Côté social, je ne sors que très rarement. J’ai quelques amis mais ils ne sont pas nombreux. Quand je sors pour les rencontrer, je dois être dans de très bonnes dispositions pour réussir à le faire. Mais, la plupart du temps, cela m’épuise. Cela m’épuise tant et tellement que j’en ai pour des jours à m’en remettre.

Je n’aime pas le toucher. Je n’ai jamais aimé ça. Auprès de certaines personnes, faire une accolade, une poignée de main ou faire la bise me « virent » à l’envers et j’ai l’impression d’être traversée par une énergie qui n’est pas mienne et je trouve la chose très agressante.

Je n’aime pas le bruit. J’aime bien la musique mais jusqu’à un certain point. Le bruit me monte à la tête et m’étourdit. J’ai souvent la nausée quand je me retrouve dans un endroit bruyant.

Je ne fais pas l’épicerie. C’est quelqu’un d’autre qui la fait. Et, si j’avais à la faire, elle se ferait par le Net, tout simplement. Me retrouver dans un magasin d’alimentation m’est très anxiogène et là aussi, j’en ai pour beaucoup de temps à m’en remettre.

Les nouvelles rencontres m’épuisent. Fixer un regard m’est très exigeant. Je regarde le front la plupart du temps! Mais pendant que je focalise sur le front de mon interlocuteur, j’oublie son discours.

Tout est intense chez-moi. La peine, la joie, la colère et la peur m’en font voir de toutes les couleurs! Et ces émotions, lorsque je les ressens, je les ressens très longtemps.

J’ai des intérêts spécifiques pour regarder certaines séries télévisées ou pour écrire. J’ai un talent particulier et c’est celui de rédiger, à la vitesse de l’éclair, tout ce qui me passe par la tête. Un peu à la manière dont je le fais maintenant, j’écris sans plan précis. Je n’établis pas de plan d’écriture lorsque j’écris un livre. Tout ce que je fais consiste à m’installer devant mon clavier et je tape. J’ai déjà écrit un livre en vingt-trois heures et un autre en trois jours.

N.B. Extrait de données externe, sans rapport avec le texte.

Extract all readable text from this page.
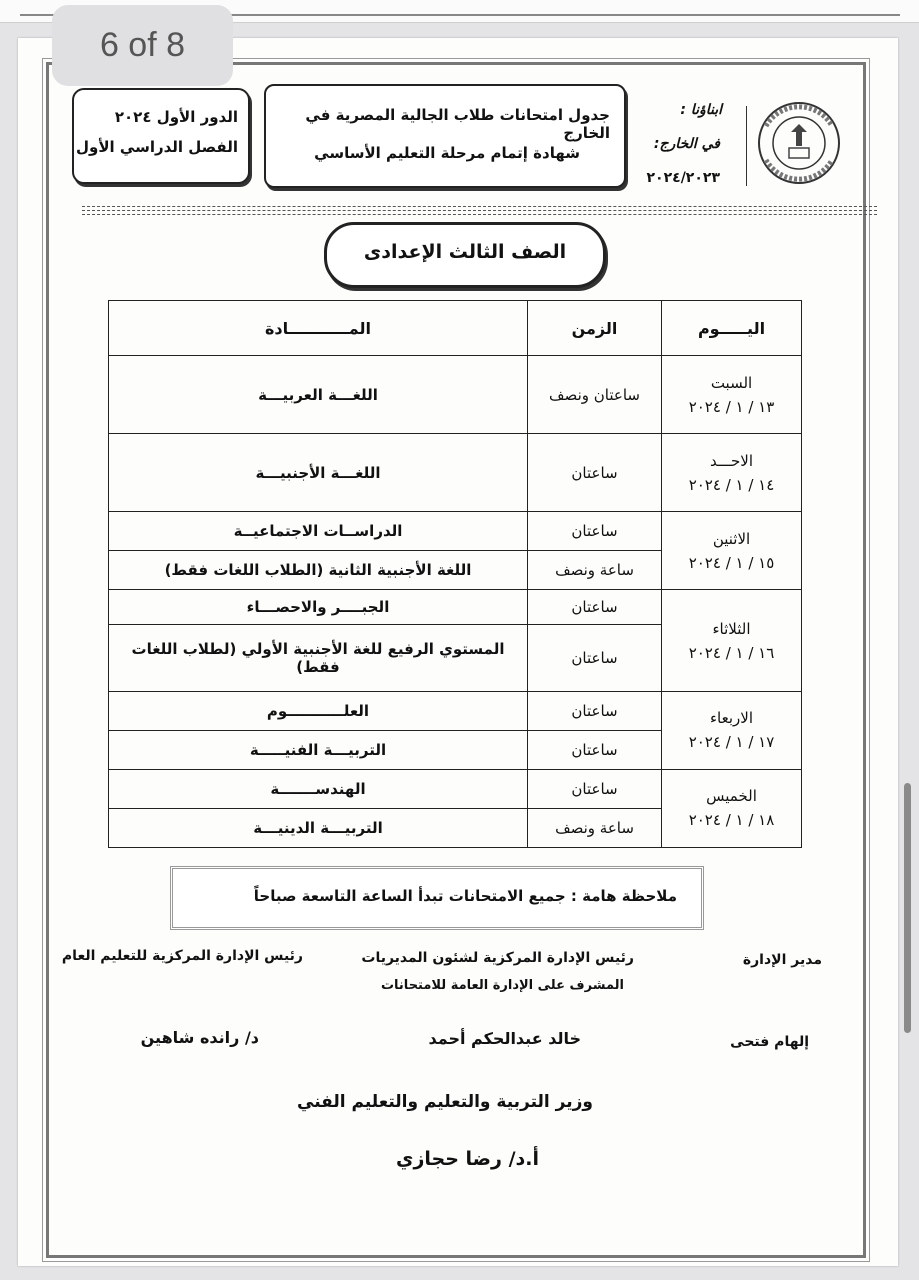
الدور الأول ٢٠٢٤
الفصل الدراسي الأول
جدول امتحانات طلاب الجالية المصرية في الخارج
شهادة إتمام مرحلة التعليم الأساسي
ابناؤنا :
في الخارج:
٢٠٢٤/٢٠٢٣
الصف الثالث الإعدادى
6 of 8
اليـــــوم	الزمن	المـــــــــــادة

السبت
١٣ / ١ / ٢٠٢٤	ساعتان ونصف	اللغـــة العربيـــة

الاحـــد
١٤ / ١ / ٢٠٢٤	ساعتان	اللغـــة الأجنبيـــة

الاثنين
١٥ / ١ / ٢٠٢٤	ساعتان	الدراســات الاجتماعيــة
	ساعة ونصف	اللغة الأجنبية الثانية (الطلاب اللغات فقط)

الثلاثاء
١٦ / ١ / ٢٠٢٤	ساعتان	الجبــــر والاحصـــاء
	ساعتان	المستوي الرفيع للغة الأجنبية الأولي (لطلاب اللغات فقط)

الاربعاء
١٧ / ١ / ٢٠٢٤	ساعتان	العلـــــــــــوم
	ساعتان	التربيـــة الفنيـــــة

الخميس
١٨ / ١ / ٢٠٢٤	ساعتان	الهندســـــــة
	ساعة ونصف	التربيـــة الدينيـــة
ملاحظة هامة : جميع الامتحانات تبدأ الساعة التاسعة صباحاً
مدير الإدارة
إلهام فتحى
رئيس الإدارة المركزية لشئون المديريات
المشرف على الإدارة العامة للامتحانات
خالد عبدالحكم أحمد
رئيس الإدارة المركزية للتعليم العام
د/ رانده شاهين
وزير التربية والتعليم والتعليم الفني
أ.د/ رضا حجازي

Souvent, je ne comprends pas pourquoi je peux dire certaines choses ou ne pas dire certaines autres. Les conventions sociales me sont souvent étrangères et j’ai peine à les décoder. Ainsi, je passe pour quelqu’un de bête, de méchant, d’égoïste, d’étrange, etc.

Je suis, malheureusement, très naïve. Je tente de développer actuellement un système anti-naïveté en m’entourant de gens qui sont aptes à lire les contrats que je signe et à interpréter. J’essaie aussi de bien m’entourer. Mais j’ai tendance à faire confiance à tout le monde et cela m’apporte différents problèmes.

Comme beaucoup de femmes autistes Asperger, j’ai souvent été victime, dans ma vie d’abus, de fraude et même de viol.

J’en ai marre de devoir répondre aux éternelles questions qui ne finissent plus.

Mais d’un autre côté… dois-je vraiment me justifier d’être autiste? Je ne me justifie pas d’avoir les yeux bleus, un nez un peu trop long ou les cheveux bouclés, pourquoi devrais-je le faire pour mon autisme?